Thanks to leaps in technology, we can get a new fine-grained, high-resolution picture of aspects of our business we could never distinguish before. With machine intelligence, built on the bundle of technologies known as data science, we can see patterns, anomalies, and associations that were previously cloaked in obscurity. But this ability stems not just from technology. It also results from a new form of leadership. The type of leadership that illuminates the darkness by shattering constraints on thinking you may have long accepted—above all, the rigid belief that the best decisions always result from intuition and experience. As these constraints— those you recognize and those you do not—fall, every system and business process in your organization will reverberate with change. Every strategy in every industry will fundamentally shift.
Five years ago, I, along with my Booz Allen Hamilton colleagues, set out to discover how technology, combined with new forms of leadership and faster innovation, would affect business, government, and nonprofit organizations. After researching how hundreds of organizations are using machine intelligence, we distilled the elements that comprise the model of the winning organization of the future. Hear fascinating case studies of the top 10 uses of machine intelligence in big business today including: autonomous vehicles, manufacturing, travel, energy, finance, healthcare, retail, space exploration, government services, and social good.
Because so many data today are personal—names, credit card numbers, locations, health records—you can’t avoid tough choices about how to collect and use people’s information. These choices are often not about what’s legal but about what’s “right” and “wrong.” Making the right choice can make or break a new product, service, or mission. This talk outlines the ethical reasoning you can apply to tough decisions and detail those issues you will most likely have to wrestle. The issues boil down to how transparently you should treat your data use, handle privacy rights, safeguard data ownership, and manage security. Leaders have to get ahead of the curve of public opinion to avoid ethical questions that trigger an outcry from angry people, politicians, or both.
Angela Zutavern is a Vice President at Booz Allen and has pioneered the application of machine intelligence to organizational leadership and strategy. She is an inventor of the machine intelligence and data science strategies that are now helping business and government organizations make better decisions and gain competitive advantages. Angela led Booz Allen’s most advanced data science R&D efforts, including in the areas of deep learning and quantum machine learning. She is passionate about data science for social good and helped create the Data Science Bowl, a first-of-its-kind, world-class competition that solves global issues through machine intelligence.

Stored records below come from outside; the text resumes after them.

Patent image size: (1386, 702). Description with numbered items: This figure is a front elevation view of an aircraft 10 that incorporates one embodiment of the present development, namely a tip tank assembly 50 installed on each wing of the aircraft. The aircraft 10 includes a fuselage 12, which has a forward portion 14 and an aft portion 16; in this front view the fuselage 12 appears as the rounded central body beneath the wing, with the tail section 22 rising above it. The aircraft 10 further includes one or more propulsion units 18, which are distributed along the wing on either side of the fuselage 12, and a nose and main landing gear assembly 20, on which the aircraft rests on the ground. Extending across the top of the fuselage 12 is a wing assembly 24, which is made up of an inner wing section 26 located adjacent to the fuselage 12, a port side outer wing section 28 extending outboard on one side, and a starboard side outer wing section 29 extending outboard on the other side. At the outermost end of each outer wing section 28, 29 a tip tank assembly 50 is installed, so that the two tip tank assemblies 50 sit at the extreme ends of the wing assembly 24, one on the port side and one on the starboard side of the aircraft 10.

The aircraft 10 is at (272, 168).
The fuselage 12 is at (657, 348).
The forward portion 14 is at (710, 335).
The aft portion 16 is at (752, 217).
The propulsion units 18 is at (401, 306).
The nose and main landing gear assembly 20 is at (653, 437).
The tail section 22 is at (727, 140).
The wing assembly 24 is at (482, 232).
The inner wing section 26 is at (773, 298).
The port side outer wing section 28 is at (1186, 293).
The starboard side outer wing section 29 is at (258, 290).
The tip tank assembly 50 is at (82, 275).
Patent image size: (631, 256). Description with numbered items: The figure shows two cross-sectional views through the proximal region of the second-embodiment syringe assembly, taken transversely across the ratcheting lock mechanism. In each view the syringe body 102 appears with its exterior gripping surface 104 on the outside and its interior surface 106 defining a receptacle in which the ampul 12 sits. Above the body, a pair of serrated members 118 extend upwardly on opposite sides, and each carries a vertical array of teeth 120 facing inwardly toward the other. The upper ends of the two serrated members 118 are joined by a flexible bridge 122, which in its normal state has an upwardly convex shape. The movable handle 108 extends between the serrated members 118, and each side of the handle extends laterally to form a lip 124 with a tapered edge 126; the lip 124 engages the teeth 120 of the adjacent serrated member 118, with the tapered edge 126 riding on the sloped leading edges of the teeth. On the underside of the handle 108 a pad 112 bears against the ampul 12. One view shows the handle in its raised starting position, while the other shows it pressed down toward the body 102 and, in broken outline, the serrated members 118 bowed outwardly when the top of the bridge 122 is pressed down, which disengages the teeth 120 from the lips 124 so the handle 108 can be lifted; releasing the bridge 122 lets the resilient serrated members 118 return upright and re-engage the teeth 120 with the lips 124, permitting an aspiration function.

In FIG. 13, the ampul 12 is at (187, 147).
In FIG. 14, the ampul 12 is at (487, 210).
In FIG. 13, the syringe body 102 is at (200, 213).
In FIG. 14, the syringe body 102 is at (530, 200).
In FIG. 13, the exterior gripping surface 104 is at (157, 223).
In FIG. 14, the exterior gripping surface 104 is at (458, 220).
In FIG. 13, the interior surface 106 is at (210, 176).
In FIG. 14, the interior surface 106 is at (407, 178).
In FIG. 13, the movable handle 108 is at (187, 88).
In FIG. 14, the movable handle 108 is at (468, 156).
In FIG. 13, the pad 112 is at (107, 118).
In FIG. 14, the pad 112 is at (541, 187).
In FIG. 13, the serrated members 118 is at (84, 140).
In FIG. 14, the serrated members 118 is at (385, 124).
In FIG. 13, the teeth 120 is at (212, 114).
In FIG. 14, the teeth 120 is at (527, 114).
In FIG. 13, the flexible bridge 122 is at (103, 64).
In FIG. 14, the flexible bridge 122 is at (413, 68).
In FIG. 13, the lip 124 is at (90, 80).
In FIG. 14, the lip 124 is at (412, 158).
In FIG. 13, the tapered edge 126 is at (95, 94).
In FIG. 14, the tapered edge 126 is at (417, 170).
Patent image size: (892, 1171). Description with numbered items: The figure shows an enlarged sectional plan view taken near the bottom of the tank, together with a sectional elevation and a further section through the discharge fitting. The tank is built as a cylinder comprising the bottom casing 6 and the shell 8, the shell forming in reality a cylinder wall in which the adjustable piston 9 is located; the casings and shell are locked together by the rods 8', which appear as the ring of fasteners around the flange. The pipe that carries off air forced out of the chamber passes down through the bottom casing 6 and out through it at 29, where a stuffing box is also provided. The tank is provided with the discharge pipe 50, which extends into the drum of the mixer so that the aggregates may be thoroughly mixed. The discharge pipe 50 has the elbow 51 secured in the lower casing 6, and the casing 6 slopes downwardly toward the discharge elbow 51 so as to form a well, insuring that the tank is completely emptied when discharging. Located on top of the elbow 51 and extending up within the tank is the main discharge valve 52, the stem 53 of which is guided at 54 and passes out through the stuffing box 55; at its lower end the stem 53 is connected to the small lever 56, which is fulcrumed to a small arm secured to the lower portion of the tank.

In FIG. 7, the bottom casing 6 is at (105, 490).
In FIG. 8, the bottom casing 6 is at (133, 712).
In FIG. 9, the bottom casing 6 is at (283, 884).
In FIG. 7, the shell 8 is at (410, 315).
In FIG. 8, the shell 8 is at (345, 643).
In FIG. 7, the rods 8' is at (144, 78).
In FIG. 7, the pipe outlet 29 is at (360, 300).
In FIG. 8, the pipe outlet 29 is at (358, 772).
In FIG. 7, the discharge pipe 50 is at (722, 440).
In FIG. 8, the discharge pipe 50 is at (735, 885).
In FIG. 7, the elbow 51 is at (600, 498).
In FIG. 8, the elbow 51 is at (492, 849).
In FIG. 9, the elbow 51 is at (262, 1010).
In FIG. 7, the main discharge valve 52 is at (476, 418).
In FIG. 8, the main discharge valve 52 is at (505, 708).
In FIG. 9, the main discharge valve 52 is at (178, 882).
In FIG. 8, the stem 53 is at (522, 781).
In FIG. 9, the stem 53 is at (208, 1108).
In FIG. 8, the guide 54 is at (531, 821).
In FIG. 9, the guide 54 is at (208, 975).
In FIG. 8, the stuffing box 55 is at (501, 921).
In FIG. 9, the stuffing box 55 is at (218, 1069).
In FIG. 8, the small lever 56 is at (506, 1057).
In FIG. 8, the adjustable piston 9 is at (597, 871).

She has worked with clients in every major U.S. government cabinet-level department as well as in sublevel agencies. In addition, she has advised many Fortune 500 companies and led teams across every major industry.
Angela co-authored the 2017 book The Mathematical Corporation, which explores how organizations and their leaders can beat the competition by coupling human ingenuity with the mathematical power of machine intelligence.
A frequent industry, academic, and media speaker on the power of data science, Angela convenes the Chief Data Officer (CDO) Council for the U.S. federal government community. In addition, she is actively involved in strengthening diversity and inclusion, especially in technology, and is an enthusiastic champion of women in data science. Angela also serves on the board of directors of the U.S. Immigration and Customs Enforcement (ICE) Foundation, a nonprofit organization that supports ICE employees in their homeland security and public safety missions.